Providers, especially in the ER, urgent care centers, and primary provider settings, need to carefully access presentations that may be cannabis related and treat them accordingly. In recent years, ER presentations and hospitalization rates have increased due to edible cannabis product consumption [33-35]. The increasing trend of cannabis-associated presentations with vomiting and other psychiatric presentations presenting as comorbidities needs to be carefully and routinely accessed by providers [35,36]. Accidental consumption of cannabis through “edibles” by young children needs to be addressed through effective educational approaches and careful vigilance by adults [37]. It is also imperative for clear guidelines aimed at screening for such occurrences to better equip all providers effectively address and manage such presentations. This risk of occurrence and psychological comorbidities [38,39] need to be carefully accessed to ensure individuals at risk are targeted with coordinated public health educational initiatives at local, state, and national levels.
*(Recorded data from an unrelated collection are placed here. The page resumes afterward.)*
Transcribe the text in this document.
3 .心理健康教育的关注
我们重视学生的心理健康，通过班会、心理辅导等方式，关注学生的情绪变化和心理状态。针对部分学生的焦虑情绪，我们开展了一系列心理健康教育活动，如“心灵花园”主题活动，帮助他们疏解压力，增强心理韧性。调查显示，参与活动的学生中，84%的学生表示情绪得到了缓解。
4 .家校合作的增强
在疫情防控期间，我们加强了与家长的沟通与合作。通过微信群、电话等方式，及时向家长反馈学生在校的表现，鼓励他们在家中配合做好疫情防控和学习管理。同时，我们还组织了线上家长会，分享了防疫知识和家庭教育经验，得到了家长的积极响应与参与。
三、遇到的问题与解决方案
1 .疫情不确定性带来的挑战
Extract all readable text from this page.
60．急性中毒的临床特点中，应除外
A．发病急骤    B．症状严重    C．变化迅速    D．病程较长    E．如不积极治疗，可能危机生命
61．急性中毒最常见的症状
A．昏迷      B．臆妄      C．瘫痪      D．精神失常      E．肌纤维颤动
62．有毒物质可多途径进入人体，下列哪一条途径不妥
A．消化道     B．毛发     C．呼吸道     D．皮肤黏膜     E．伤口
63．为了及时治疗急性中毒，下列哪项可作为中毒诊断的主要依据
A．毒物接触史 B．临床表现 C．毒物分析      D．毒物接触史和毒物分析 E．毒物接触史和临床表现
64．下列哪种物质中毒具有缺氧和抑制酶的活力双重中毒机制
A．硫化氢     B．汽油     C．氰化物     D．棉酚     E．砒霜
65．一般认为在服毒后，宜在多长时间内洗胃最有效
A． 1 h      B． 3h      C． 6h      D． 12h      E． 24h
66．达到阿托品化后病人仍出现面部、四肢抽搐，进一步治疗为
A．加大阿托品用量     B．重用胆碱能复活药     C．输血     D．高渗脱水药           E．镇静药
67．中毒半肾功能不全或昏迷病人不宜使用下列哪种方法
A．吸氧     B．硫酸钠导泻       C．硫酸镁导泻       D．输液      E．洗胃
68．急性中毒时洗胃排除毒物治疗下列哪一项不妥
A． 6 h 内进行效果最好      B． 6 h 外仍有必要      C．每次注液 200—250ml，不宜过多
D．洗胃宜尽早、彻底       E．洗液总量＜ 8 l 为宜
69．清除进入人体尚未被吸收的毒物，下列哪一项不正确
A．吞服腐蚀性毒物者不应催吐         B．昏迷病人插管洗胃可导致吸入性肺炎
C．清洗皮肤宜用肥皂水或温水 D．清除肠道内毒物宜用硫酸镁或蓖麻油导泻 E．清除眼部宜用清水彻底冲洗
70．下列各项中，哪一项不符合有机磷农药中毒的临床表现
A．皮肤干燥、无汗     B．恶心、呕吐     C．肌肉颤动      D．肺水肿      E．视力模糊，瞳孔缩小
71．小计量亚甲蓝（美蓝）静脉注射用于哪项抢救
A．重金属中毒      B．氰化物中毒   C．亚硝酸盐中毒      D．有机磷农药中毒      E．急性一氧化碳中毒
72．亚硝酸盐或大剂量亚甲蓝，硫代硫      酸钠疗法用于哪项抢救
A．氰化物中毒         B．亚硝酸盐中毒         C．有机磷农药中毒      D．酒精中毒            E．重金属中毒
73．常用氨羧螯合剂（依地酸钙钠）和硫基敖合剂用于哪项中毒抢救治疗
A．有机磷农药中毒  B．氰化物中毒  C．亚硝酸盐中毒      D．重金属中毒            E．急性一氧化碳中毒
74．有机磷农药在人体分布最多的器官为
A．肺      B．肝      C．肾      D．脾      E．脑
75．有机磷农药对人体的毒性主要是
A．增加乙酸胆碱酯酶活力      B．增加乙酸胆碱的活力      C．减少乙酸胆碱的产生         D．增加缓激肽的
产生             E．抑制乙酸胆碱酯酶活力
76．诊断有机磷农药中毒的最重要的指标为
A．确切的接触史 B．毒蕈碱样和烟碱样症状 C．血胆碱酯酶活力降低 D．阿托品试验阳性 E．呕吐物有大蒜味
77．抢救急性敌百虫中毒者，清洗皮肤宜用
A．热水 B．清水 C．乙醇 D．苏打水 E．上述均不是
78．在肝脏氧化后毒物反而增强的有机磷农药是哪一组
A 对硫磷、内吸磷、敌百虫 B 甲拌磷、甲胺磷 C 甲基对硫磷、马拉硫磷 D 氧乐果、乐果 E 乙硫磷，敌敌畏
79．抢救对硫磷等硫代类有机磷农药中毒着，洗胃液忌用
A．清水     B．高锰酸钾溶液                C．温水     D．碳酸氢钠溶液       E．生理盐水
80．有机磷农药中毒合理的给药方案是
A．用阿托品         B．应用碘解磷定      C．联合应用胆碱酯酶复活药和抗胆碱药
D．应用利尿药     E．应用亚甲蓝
The findings of this study are supported by other studies that show a higher prevalence among males, minorities, and lower-income [40,41]. The presentation rate among low-income households shows the considerable financial constraints associated with smoking habits. It further highlights the need for concerted efforts aimed at understanding the drivers for such use and mitigation strategies.
Conclusions
Cannabis use is on the rise across all regions of the United States. Inpatient presentations are not isolated to areas with higher states with cannabis legalization, medical or recreational. The use is not limited to a specific age group, even though younger individuals tend to have the highest presentation rates. Psychiatric, alcohol disorders, HIV, and burns, the rate among these populations continues to increase over the years. The disproportionate rate of extreme loss of function at presentation necessitates effective concerted public health education efforts among minority populations across the country. Partnering with school districts to create local educational programs about safe utilization. The significant cost to charge difference shows that health systems need to be active stakeholders in addressing public health education. The continuously rising cost of care necessitates a concerted approach to ensure mitigation of presentations. It is imperative to involve public health and healthcare professionals in the discussions in legislative processes aimed at cannabis legalization. Such an approach would aid in developing public health education and mitigation strategies in tandem with legislation that legalizes cannabis.